(2nd LD) KBS board dismisses CEO Kim Eui-chul

The board of directors at South Korea's public broadcaster KBS passed a motion Tuesday to dismiss CEO Kim Eui-chul with the end of his term still more than a year away.

Six out of 11 board members, who are considered aligning with the ruling bloc, voted for Kim's dismissal during a meeting at the company headquarters in Seoul, according to sources familiar with the matter.

The five others, who stand with the opposition bloc, abstained from the vote in protest.

President Yoon Suk Yeol approved the motion later in the day.

Kim was appointed for a three-year term in December 2021 under the administration of President Moon Jae-in.

Members leaning toward the conservative ruling party submitted the motion in late August, holding Kim accountable for the broadcaster's worsening financial structure, a lack of leadership and the alleged decline in public trust, resulting from its "biased" news coverage, among others.

In response, Kim argued that he didn't commit a wrongdoing grave enough to justify his dismissal and vowed to take legal action, calling the board meeting "just a formality."

"Like in the past, a tedious legal battle will continue," Kim said in a statement. "Undoubtedly, I will have to endure enormous personal and social hardships throughout this process."

The five opposition-affiliated members called a press conference to protest the decision.

"The passage is illegal because it lacks legitimacy in terms of procedure and content," they said in a statement during the conference. "We strongly protest the arbitrary decision by the members from the ruling bloc."
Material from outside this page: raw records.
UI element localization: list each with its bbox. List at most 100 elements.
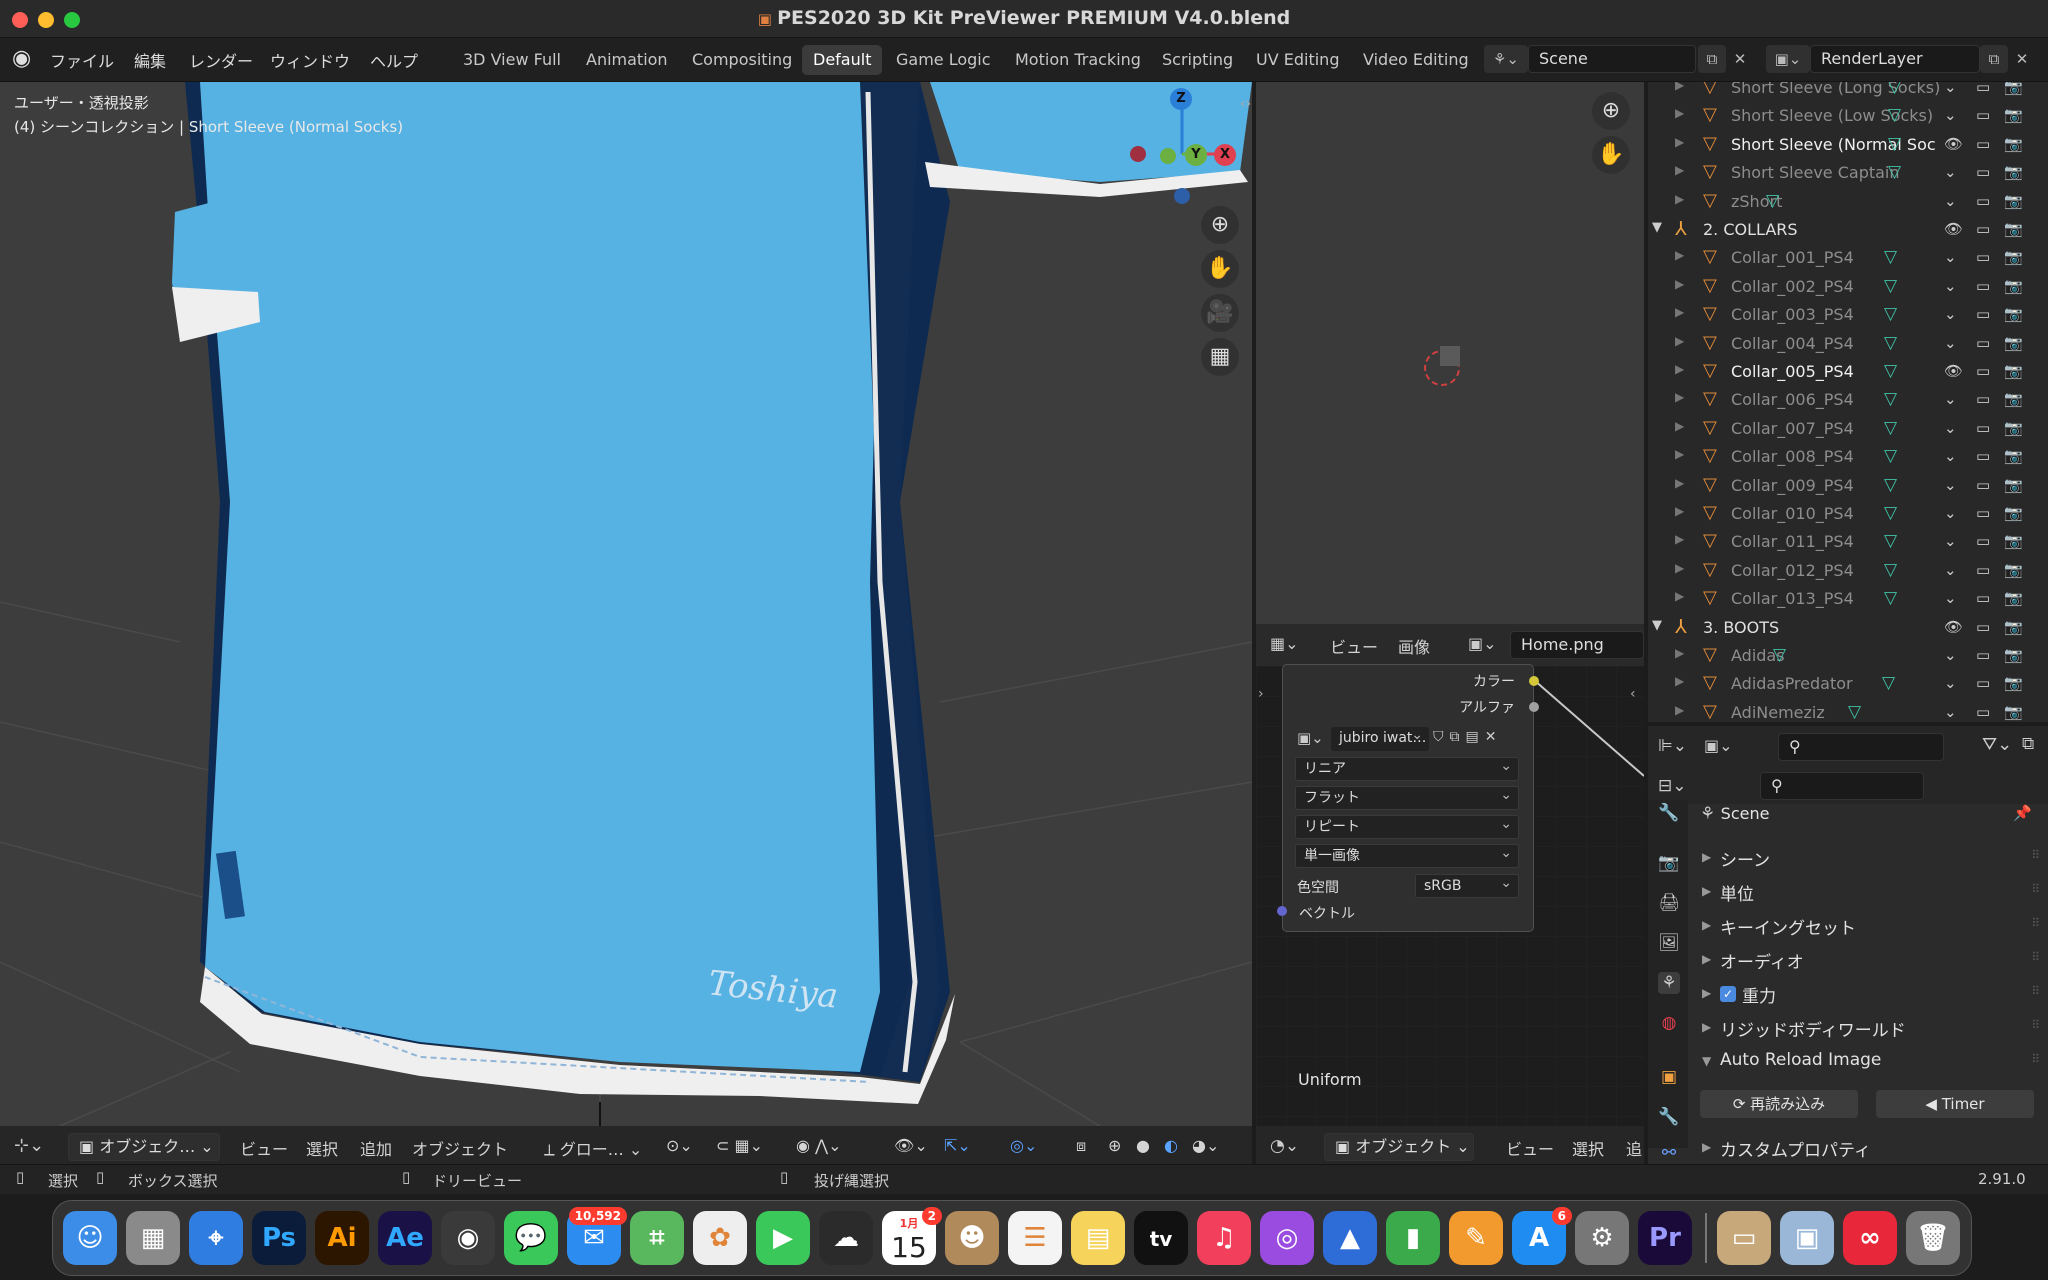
node-image-tools[interactable]: ⛉⧉▤✕ (1433, 729, 1502, 745)
pan-hand-icon[interactable]: ✋ (1201, 250, 1239, 288)
viewport-toggle-icon[interactable]: ▭ (1976, 135, 1990, 153)
outliner-object-row[interactable]: ▶ ▽ Collar_001_PS4 ▽ ⌄ ▭ 📷 (1648, 244, 2048, 272)
outliner-item-name[interactable]: Collar_013_PS4 (1731, 589, 1854, 608)
node-mode-dropdown[interactable]: ▣ オブジェクト ⌄ (1324, 1133, 1474, 1161)
keynote-dock-icon[interactable]: ▲ (1323, 1211, 1377, 1265)
render-tab-icon[interactable]: 📷 (1658, 852, 1680, 874)
render-toggle-icon[interactable]: 📷 (2004, 674, 2023, 692)
shading-solid-icon[interactable]: ● (1136, 1136, 1150, 1155)
eye-visible-icon[interactable]: 👁 (1944, 220, 1963, 238)
systemprefs-dock-icon[interactable]: ⚙ (1575, 1211, 1629, 1265)
mesh-data-icon[interactable]: ▽ (1882, 673, 1895, 693)
outliner-item-name[interactable]: Short Sleeve (Normal Soc (1731, 135, 1936, 154)
outliner-collection-row[interactable]: ▼ ⅄ 3. BOOTS 👁 ▭ 📷 (1648, 614, 2048, 642)
outliner-object-row[interactable]: ▶ ▽ Collar_009_PS4 ▽ ⌄ ▭ 📷 (1648, 472, 2048, 500)
premiere-dock-icon[interactable]: Pr (1638, 1211, 1692, 1265)
eye-hidden-icon[interactable]: ⌄ (1944, 106, 1957, 124)
outliner-object-row[interactable]: ▶ ▽ Collar_006_PS4 ▽ ⌄ ▭ 📷 (1648, 386, 2048, 414)
outliner-object-row[interactable]: ▶ ▽ AdiNemeziz ▽ ⌄ ▭ 📷 (1648, 699, 2048, 722)
section-auto-reload-image[interactable]: ▼ Auto Reload Image ⠿ (1688, 1046, 2048, 1078)
viewport-toggle-icon[interactable]: ▭ (1976, 277, 1990, 295)
appstore-dock-icon[interactable]: A6 (1512, 1207, 1572, 1265)
outliner-collection-row[interactable]: ▼ ⅄ 2. COLLARS 👁 ▭ 📷 (1648, 216, 2048, 244)
expand-arrow-icon[interactable]: ▶ (1675, 362, 1684, 376)
node-menu-select[interactable]: 選択 (1572, 1136, 1604, 1160)
gravity-checkbox[interactable]: ✓ (1720, 986, 1736, 1002)
outliner-object-row[interactable]: ▶ ▽ Collar_013_PS4 ▽ ⌄ ▭ 📷 (1648, 585, 2048, 613)
mesh-data-icon[interactable]: ▽ (1884, 276, 1897, 296)
appletv-dock-icon[interactable]: tv (1134, 1211, 1188, 1265)
scene-selector-button[interactable]: ⚘⌄ (1484, 45, 1528, 73)
mode-dropdown[interactable]: ▣ オブジェク… ⌄ (68, 1133, 220, 1161)
photoshop-dock-icon[interactable]: Ps (252, 1211, 306, 1265)
outliner-item-name[interactable]: 3. BOOTS (1703, 618, 1779, 637)
outliner-object-row[interactable]: ▶ ▽ zShort ▽ ⌄ ▭ 📷 (1648, 188, 2048, 216)
mesh-data-icon[interactable]: ▽ (1884, 475, 1897, 495)
eye-hidden-icon[interactable]: ⌄ (1944, 334, 1957, 352)
render-toggle-icon[interactable]: 📷 (2004, 703, 2023, 721)
render-toggle-icon[interactable]: 📷 (2004, 305, 2023, 323)
outliner[interactable]: ▶ ▽ Short Sleeve (Long Socks) ▽ ⌄ ▭ 📷 ▶ ▽ Short S… (1648, 82, 2048, 722)
files-dock-icon[interactable]: ▭ (1717, 1211, 1771, 1265)
expand-arrow-icon[interactable]: ▶ (1675, 135, 1684, 149)
eye-hidden-icon[interactable]: ⌄ (1944, 390, 1957, 408)
mesh-data-icon[interactable]: ▽ (1884, 333, 1897, 353)
render-toggle-icon[interactable]: 📷 (2004, 192, 2023, 210)
expand-arrow-icon[interactable]: ▼ (1652, 220, 1662, 235)
eye-hidden-icon[interactable]: ⌄ (1944, 82, 1957, 96)
view-layer-field[interactable]: RenderLayer (1810, 45, 1980, 73)
expand-arrow-icon[interactable]: ▶ (1675, 248, 1684, 262)
viewport-toggle-icon[interactable]: ▭ (1976, 646, 1990, 664)
viewport-toggle-icon[interactable]: ▭ (1976, 305, 1990, 323)
new-scene-icon[interactable]: ⧉ (1698, 45, 1726, 73)
viewport-toggle-icon[interactable]: ▭ (1976, 532, 1990, 550)
sidebar-toggle-icon[interactable]: ‹› (1240, 96, 1251, 112)
outliner-item-name[interactable]: 2. COLLARS (1703, 220, 1798, 239)
mesh-data-icon[interactable]: ▽ (1766, 191, 1779, 211)
properties-editor-type-icon[interactable]: ⊟⌄ (1658, 776, 1687, 796)
view-layer-tab-icon[interactable]: 🖼 (1658, 932, 1680, 954)
node-menu-add[interactable]: 追 (1626, 1136, 1642, 1160)
image-menu-view[interactable]: ビュー (1330, 634, 1378, 658)
viewport-menu-add[interactable]: 追加 (360, 1136, 392, 1160)
onedrive-dock-icon[interactable]: ☁ (819, 1211, 873, 1265)
launchpad-dock-icon[interactable]: ▦ (126, 1211, 180, 1265)
expand-arrow-icon[interactable]: ▶ (1675, 390, 1684, 404)
extension-dropdown[interactable]: リピート (1295, 813, 1519, 839)
expand-arrow-icon[interactable]: ▶ (1675, 674, 1684, 688)
render-toggle-icon[interactable]: 📷 (2004, 362, 2023, 380)
eye-hidden-icon[interactable]: ⌄ (1944, 419, 1957, 437)
outliner-object-row[interactable]: ▶ ▽ Collar_010_PS4 ▽ ⌄ ▭ 📷 (1648, 500, 2048, 528)
outliner-object-row[interactable]: ▶ ▽ Collar_005_PS4 ▽ 👁 ▭ 📷 (1648, 358, 2048, 386)
proportional-edit-icon[interactable]: ◉ ⋀⌄ (796, 1136, 842, 1155)
mail-dock-icon[interactable]: ✉ 10,592 (567, 1207, 627, 1265)
vector-socket[interactable] (1277, 906, 1287, 916)
mesh-data-icon[interactable]: ▽ (1848, 702, 1861, 722)
eye-hidden-icon[interactable]: ⌄ (1944, 163, 1957, 181)
outliner-item-name[interactable]: Collar_006_PS4 (1731, 390, 1854, 409)
expand-arrow-icon[interactable]: ▶ (1675, 532, 1684, 546)
render-toggle-icon[interactable]: 📷 (2004, 334, 2023, 352)
reload-button[interactable]: ⟳ 再読み込み (1700, 1090, 1858, 1118)
expand-arrow-icon[interactable]: ▶ (1675, 561, 1684, 575)
viewport-toggle-icon[interactable]: ▭ (1976, 674, 1990, 692)
trash-dock-icon[interactable]: 🗑 (1906, 1211, 1960, 1265)
eye-visible-icon[interactable]: 👁 (1944, 362, 1963, 380)
podcasts-dock-icon[interactable]: ◎ (1260, 1211, 1314, 1265)
eye-hidden-icon[interactable]: ⌄ (1944, 277, 1957, 295)
gizmo-z-label[interactable]: Z (1170, 88, 1192, 110)
section-custom-properties[interactable]: ▶ カスタムプロパティ (1688, 1132, 2048, 1164)
viewport-toggle-icon[interactable]: ▭ (1976, 419, 1990, 437)
outliner-object-row[interactable]: ▶ ▽ Adidas ▽ ⌄ ▭ 📷 (1648, 642, 2048, 670)
viewport-toggle-icon[interactable]: ▭ (1976, 106, 1990, 124)
outliner-object-row[interactable]: ▶ ▽ Collar_003_PS4 ▽ ⌄ ▭ 📷 (1648, 301, 2048, 329)
eye-hidden-icon[interactable]: ⌄ (1944, 447, 1957, 465)
pages-dock-icon[interactable]: ✎ (1449, 1211, 1503, 1265)
orientation-dropdown[interactable]: ⟂ グロー… ⌄ (544, 1136, 642, 1160)
safari-dock-icon[interactable]: ⌖ (189, 1211, 243, 1265)
eye-hidden-icon[interactable]: ⌄ (1944, 305, 1957, 323)
mesh-data-icon[interactable]: ▽ (1884, 389, 1897, 409)
render-toggle-icon[interactable]: 📷 (2004, 447, 2023, 465)
expand-arrow-icon[interactable]: ▶ (1675, 305, 1684, 319)
tab-motion-tracking[interactable]: Motion Tracking (1004, 45, 1152, 75)
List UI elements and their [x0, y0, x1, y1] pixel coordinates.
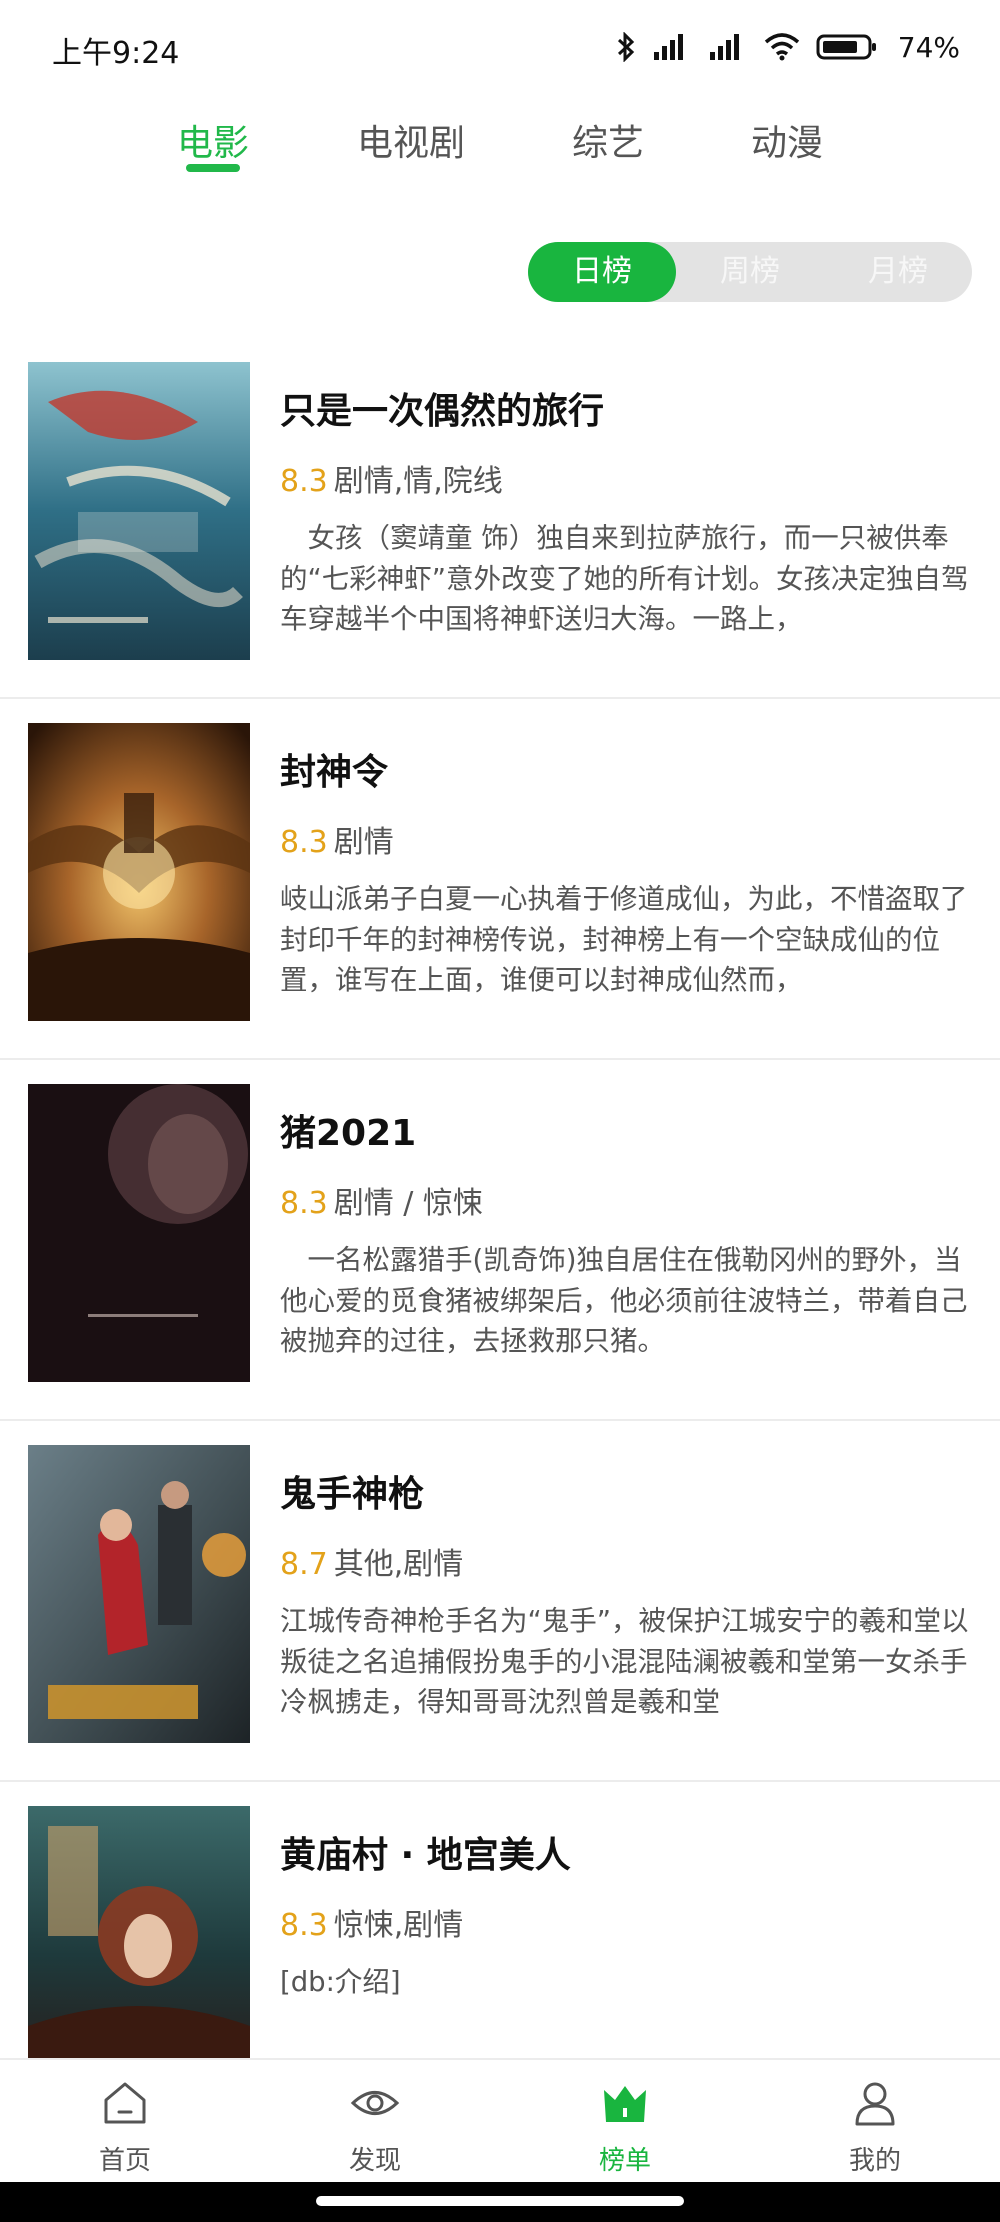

In June, Kim said he would resign if the government withdrew its decision to separate the collection of television license fees from electricity bills, but the Cabinet passed the revised Enforcement Decree of the Broadcasting Act in July.

KBS filed a petition with the Constitutional Court, citing potential damage to the foundation of public broadcasting and the risk of depriving the broadcaster of a crucial revenue source, but Kim has faced calls from employees to step down to take responsibility over the separation of the fees.

Since 1994, KBS has charged a monthly fee of 2,500 won (US$1.93) to every household with a television receiver on top of their electricity bills. The fee has been collected by the state-run Korea Electric Power Corp.

Kim is not the first KBS chief to be forced to step down before his or her three-year term ends after a new president takes office.

Former CEO Jeong Yeon-joo, who was appointed under liberal President Roh Moo-hyun, was fired in 2008, six months after conservative President Lee Myung-bak took office earlier that year.

Former CEO Ko Dae-young, who took helm under conservative President Park Geun-hye, was fired in 2018, less than a year after liberal President Moon Jae-in came to power.

Both of them filed administrative suits against the dismissals and won their cases about four years later, but they failed to return to the former posts as their three-year terms had already ended.